A related note – what is Christie going to do when Amtrak, which owns the existing tunnels, tells NJT that they’re taking some of their rush hour slots back to accommodate extra high-speed northeast corridor trains, an improvement paid for in part by the money he gave back? Route the NJT trains through through Hoboken? And is the connector loop that was going to allow Main Line, Bergen and Pascack trains direct access to NYC also dead?

xyzpdq
Member
xyzpdq

Imagine a #7 line subway stop at 16th and Clinton tied into a new HBLR stop! This makes so much sense it would be crazy not to do it. This was always a great idea, but the big money crowd wanted the more expensive ARC plan. The more I read about the ARC the happier I am Gov. Christie killed it off.

The tunnel drill is still in the ground for the #7 train extension in Manhattan. It should keep going, adding more stops on the West Side before going under the river to us. It would be much cheaper to build that subway to the Secaucus Transfer than it would to build the ARC boondoggle because it uses existing subway infrastructure.

jw07030
Member
jw07030

Maybe I’m just missing something, but the article linked above titled by Hoboken411 as “No. 7 Train having a stop here in Hoboken” doesn’t actually mention the prospect of a Hoboken stop anywhere within its text, and neither do any of the other major coverages. The inset/map shows a reference to Hoboken Terminal, but no indications necessarily of stopping there, or in Uptown.
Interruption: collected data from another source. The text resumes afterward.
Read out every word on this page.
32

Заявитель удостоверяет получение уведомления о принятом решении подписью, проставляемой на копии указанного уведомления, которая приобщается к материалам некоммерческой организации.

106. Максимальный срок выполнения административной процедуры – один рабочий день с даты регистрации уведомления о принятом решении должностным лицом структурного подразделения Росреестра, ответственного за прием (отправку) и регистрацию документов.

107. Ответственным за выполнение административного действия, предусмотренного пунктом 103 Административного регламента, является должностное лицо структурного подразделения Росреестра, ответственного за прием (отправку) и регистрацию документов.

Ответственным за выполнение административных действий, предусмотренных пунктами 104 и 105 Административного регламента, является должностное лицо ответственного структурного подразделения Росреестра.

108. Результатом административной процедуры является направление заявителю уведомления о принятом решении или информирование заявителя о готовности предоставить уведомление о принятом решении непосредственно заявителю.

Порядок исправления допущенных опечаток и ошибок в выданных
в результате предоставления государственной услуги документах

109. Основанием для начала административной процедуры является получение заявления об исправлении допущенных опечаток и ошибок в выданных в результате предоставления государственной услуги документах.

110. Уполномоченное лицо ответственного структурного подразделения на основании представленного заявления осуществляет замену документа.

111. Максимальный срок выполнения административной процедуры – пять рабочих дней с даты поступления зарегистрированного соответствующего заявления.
There have been other “imaginations” involving a 7-Extension through Hoboken, some down through Jersey City, but this latest Secaucus-based replacement for the Trans-Hudson Tunnel doesn’t seem as Hoboken-involved as those were:

vanshnookenraggen.com/_index/2010/0...ans-west-side-and-hudson-crossings/

Is there a link somewhere to the plan that suggests Hoboken would even be involved, for good or for bad?

homeworld
Member

This is the only news story I’ve read that mentioned Hoboken: abclocal.go.com/wabc/story?section=news/local&id=7793480%5Bquote comment=”200082″]Maybe I’m just missing something, but the article linked above titled by Hoboken411 as “No. 7 Train having a stop here in Hoboken” doesn’t actually mention the prospect of a Hoboken stop anywhere within its text, and neither do any of the other major coverages. The inset/map shows a reference to Hoboken Terminal, but no indications necessarily of stopping there, or in Uptown. There have been other “imaginations” involving a 7-Extension through Hoboken, some down through Jersey City, but this latest Secaucus-based replacement for the Trans-Hudson Tunnel doesn’t seem as Hoboken-involved as those were:Is there a link somewhere to the plan that suggests Hoboken would even be involved, for good or for bad?[/quote]

whewwhewwhew
Member

Hoboken directly to Citifield to watch the Mets! Ticket sales will increase .0000001 %

HansBrix
Member
HansBrix

Like Verizon iPhone rumors, I will believe it when I see it.

That said, such a scheme would bring a ton of new riders and revenues into the MTA system. NY, and NYC by extension, would be the primary beneficiary of the income tax revenues generated by NJers commuting in so it makes sense that NY foot most of the bill.

The ARC plan, in contrast, seemed to be a way to facilitate the export of state income tax revenues.